Cristinita era la más pequeña, pero también la más lista y más espabilada. Su padre, don Ignacio, era el cacique del pueblo y estaba dispuesto a dar todos los caprichos a su niña. No era el alcalde, ni tampoco el maestro ni, por supuesto, el cura; pero no se hacía nada en el ayuntamiento, ni en la escuela ni siquiera en la iglesia sin su conocimiento y aprobación.
Tampoco quiso ser diputado provincial ni, mucho menos, ministro del gobierno; pero hasta estas altas instancias del estado llegaban sus tentáculos y podía influir, si quería, en cualquier decisión que él considerase necesaria.
Estamos, como la mayoría estaréis pensando, en pleno siglo XIX y en una región no demasiado alejada de la capital. Su posición social y económica le facultaban para poder actuar en la mayor impunidad. Nadie era capaz de oponerse a sus decisiones, y todos procuraban cumplir hasta sus más mínimos deseos. Todos.
Aquella mañana, su Cristinita tuvo la ocurrencia de querer ser maestra; no porque quisiera ejercer como tal, sino porque eso, dijo, le daba prestigio y le hacía mucha ilusión tener el diploma en su habitación.
-Pero, papá, eso de tener que estar estudiando durante cuatro años, es una pesadez... Yo creo que si tú quieres...
Y don Ignacio pensó que Cristinita tenía razón; ¿Cómo iba a perder su niña cuatro años, si además para lo único que necesitaba el título era para ponerlo en un cuadro de su habitación?

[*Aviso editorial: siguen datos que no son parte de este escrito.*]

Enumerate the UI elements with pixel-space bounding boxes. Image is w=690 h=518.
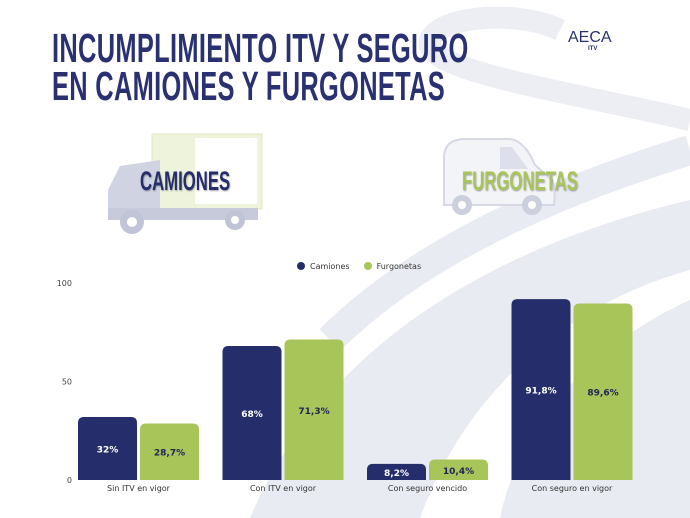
legend: Camiones Furgonetas	[297, 262, 421, 271]
x-tick-label: Con ITV en vigor	[250, 484, 317, 493]
x-tick-label: Con seguro en vigor	[532, 484, 613, 493]
bar-camiones	[78, 416, 137, 480]
y-tick-label: 50	[62, 378, 72, 387]
bar-furgonetas	[429, 459, 488, 480]
bar-furgonetas	[140, 423, 199, 480]
data-label: 28,7%	[154, 449, 185, 459]
legend-swatch	[297, 262, 305, 270]
title-line-1: INCUMPLIMIENTO ITV Y SEGURO	[52, 25, 469, 71]
data-label: 68%	[241, 410, 263, 420]
title-line-2: EN CAMIONES Y FURGONETAS	[52, 63, 446, 109]
furgonetas-label: FURGONETAS	[462, 166, 578, 196]
logo-text: AECA	[568, 29, 612, 46]
bar-camiones	[367, 463, 426, 480]
legend-item-camiones: Camiones	[297, 262, 350, 271]
bar-furgonetas	[284, 339, 344, 480]
bar-furgonetas	[573, 303, 633, 480]
y-tick-label: 100	[57, 279, 72, 288]
bar-camiones	[222, 346, 282, 480]
x-tick-label: Con seguro vencido	[388, 484, 467, 493]
truck-illustration	[108, 133, 263, 234]
logo-sub: ITV	[588, 46, 598, 52]
camiones-label: CAMIONES	[140, 166, 231, 196]
x-tick-label: Sin ITV en vigor	[107, 484, 171, 493]
aeca-logo: AECA ITV	[568, 29, 612, 52]
van-illustration	[443, 138, 556, 215]
data-label: 91,8%	[525, 387, 556, 397]
legend-item-furgonetas: Furgonetas	[363, 262, 422, 271]
y-tick-label: 0	[67, 476, 72, 485]
legend-swatch	[363, 262, 372, 270]
legend-label: Furgonetas	[376, 262, 422, 271]
legend-label: Camiones	[310, 262, 350, 271]
data-label: 8,2%	[384, 469, 409, 479]
bar-camiones	[511, 299, 571, 480]
data-label: 89,6%	[587, 389, 618, 399]
data-label: 71,3%	[298, 407, 329, 417]
data-label: 10,4%	[443, 467, 474, 477]
data-label: 32%	[97, 445, 119, 455]
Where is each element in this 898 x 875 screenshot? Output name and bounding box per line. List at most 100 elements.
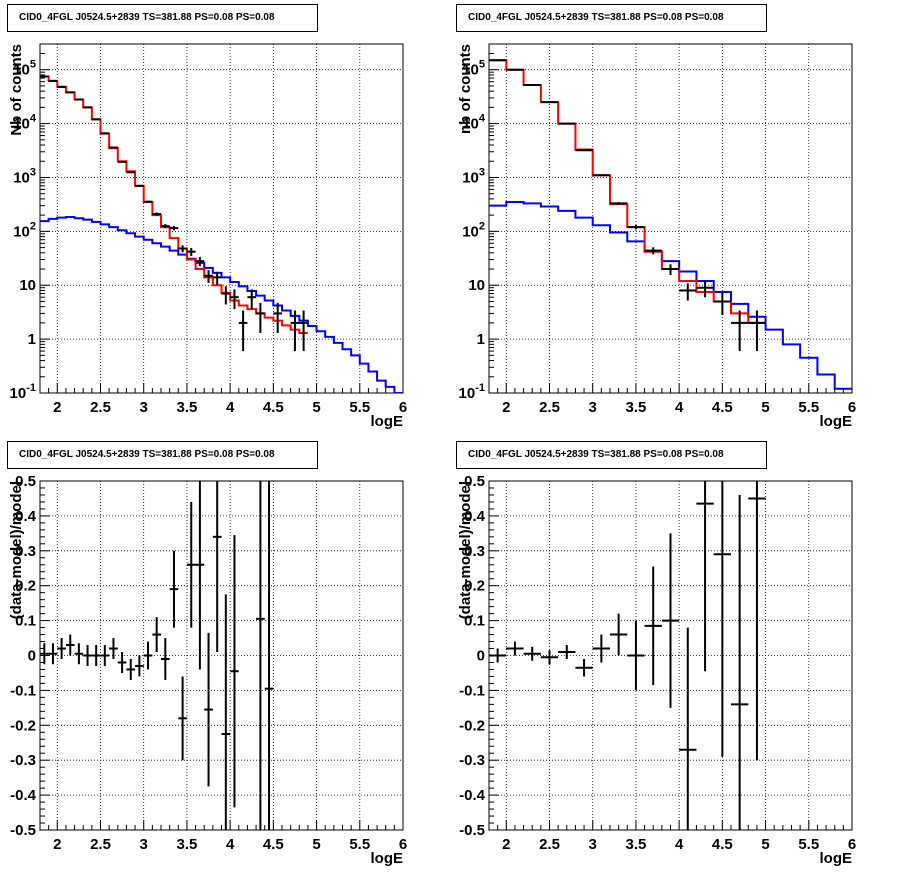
data-point	[592, 174, 610, 177]
y-tick-label: -0.5	[459, 822, 485, 839]
x-tick-label: 3.5	[625, 399, 646, 416]
data-point	[575, 658, 593, 677]
model-total-series	[489, 59, 766, 324]
data-point	[256, 302, 265, 333]
data-point	[143, 641, 153, 670]
data-point	[230, 289, 239, 310]
y-tick-label: 102	[13, 220, 36, 240]
x-tick-label: 5.5	[798, 399, 819, 416]
x-tick-label: 5	[761, 836, 769, 853]
data-point	[178, 676, 187, 761]
y-tick-label: -0.1	[459, 682, 485, 699]
y-tick-label: -0.4	[459, 787, 486, 804]
chart-svg: 2 2.5 3 3.5 4 4.5 5 5.5 6 10-1 1 10 102 103 104 105 logE…	[8, 43, 407, 430]
y-tick-label: 103	[462, 166, 485, 186]
chart-svg: 2 2.5 3 3.5 4 4.5 5 5.5 6 10-1 1 10 102 103 104 105 logE…	[457, 43, 856, 430]
y-tick-label: 103	[13, 166, 36, 186]
y-tick-label: -0.5	[10, 822, 36, 839]
y-tick-label: 0.2	[15, 578, 36, 595]
x-tick-label: 4.5	[263, 836, 284, 853]
data-point	[731, 310, 749, 352]
data-point	[731, 494, 749, 830]
data-point	[644, 247, 662, 255]
data-point	[540, 650, 559, 665]
model-background-series	[40, 215, 403, 393]
data-point	[135, 184, 144, 187]
data-point	[126, 658, 136, 680]
data-point	[40, 643, 49, 665]
y-tick-label: 10-1	[459, 382, 485, 402]
x-tick-label: 6	[848, 399, 856, 416]
data-point	[169, 550, 179, 628]
plot-frame	[39, 480, 404, 831]
x-tick-label: 5	[312, 836, 320, 853]
y-tick-label: 10	[468, 277, 485, 294]
data-point	[100, 132, 110, 135]
x-tick-label: 3	[589, 836, 597, 853]
data-point	[273, 302, 282, 333]
x-tick-label: 6	[399, 399, 407, 416]
x-tick-label: 3.5	[176, 399, 197, 416]
data-point	[83, 645, 92, 666]
data-layer	[40, 481, 274, 830]
data-point	[558, 645, 576, 659]
x-tick-label: 4.5	[712, 836, 733, 853]
data-point	[592, 634, 610, 663]
x-tick-label: 2	[502, 399, 510, 416]
plot-frame	[488, 43, 853, 394]
data-layer	[40, 75, 403, 393]
x-tick-label: 3	[140, 399, 148, 416]
x-tick-label: 3	[589, 399, 597, 416]
plot-frame	[39, 43, 404, 394]
data-point	[661, 533, 680, 708]
y-tick-label: -0.4	[10, 787, 37, 804]
x-axis-label: logE	[371, 413, 404, 430]
data-point	[48, 643, 58, 665]
x-tick-label: 2.5	[539, 836, 560, 853]
data-point	[221, 286, 231, 305]
y-tick-label: -0.3	[459, 752, 485, 769]
data-point	[186, 501, 196, 628]
data-point	[489, 648, 507, 663]
data-point	[109, 146, 118, 149]
data-point	[212, 271, 222, 285]
y-tick-label: 0	[477, 648, 485, 665]
chart-panel-residuals-left: 2 2.5 3 3.5 4 4.5 5 5.5 6 -0.5 -0.4 -0.3 -0.2 -0.1 0 0.…	[0, 437, 449, 874]
x-tick-label: 2	[53, 836, 61, 853]
x-tick-label: 5.5	[349, 836, 370, 853]
data-point	[195, 481, 205, 670]
data-point	[290, 310, 300, 352]
data-point	[627, 620, 645, 691]
data-point	[644, 566, 662, 686]
data-point	[610, 202, 628, 205]
data-point	[247, 289, 257, 310]
y-tick-label: 10	[19, 277, 36, 294]
data-point	[152, 212, 161, 216]
data-point	[109, 638, 118, 659]
y-tick-label: -0.3	[10, 752, 36, 769]
data-point	[264, 481, 274, 830]
y-tick-label: 104	[13, 113, 37, 133]
x-tick-label: 2	[502, 836, 510, 853]
data-point	[135, 655, 144, 677]
y-tick-label: -0.1	[10, 682, 36, 699]
x-tick-label: 4.5	[712, 399, 733, 416]
data-point	[152, 617, 161, 653]
chart-title: CID0_4FGL J0524.5+2839 TS=381.88 PS=0.08…	[456, 4, 767, 32]
y-tick-label: 0.5	[464, 473, 485, 490]
data-point	[65, 634, 75, 656]
chart-title: CID0_4FGL J0524.5+2839 TS=381.88 PS=0.08…	[7, 4, 318, 32]
y-tick-label: 0.1	[15, 613, 36, 630]
data-point	[299, 310, 308, 352]
model-background-series	[489, 201, 852, 390]
data-point	[696, 481, 714, 672]
data-point	[575, 149, 593, 152]
y-tick-label: 0	[28, 648, 36, 665]
data-point	[627, 225, 645, 230]
y-tick-label: 105	[13, 59, 36, 79]
data-point	[195, 257, 205, 267]
y-axis-label: Nb of counts	[8, 44, 25, 136]
x-tick-label: 4	[675, 399, 684, 416]
data-layer	[489, 59, 852, 390]
data-point	[178, 245, 187, 253]
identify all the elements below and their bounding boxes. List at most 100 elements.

Y hablo directamente con el Ministro de Educación Publica. A la semana siguiente una valija llegó hasta la mansión de don Ignacio con un precioso pergamino en el que se certificaba el título de Magisterio, con una calificación “Cum laude” a nombre de su Cristinita.
Todavía, sus descendientes conservan el preciado diploma de su tatarabuela, y presumen de que fue una de las primeras mujeres que consiguió un título académico.
Don Ignacio pronto se olvidó del asunto y vivió siempre tranquilo, porque sabía que gozaba de total impunidad.
¡Qué tiempos aquellos! ¿Verdad, Cristinita?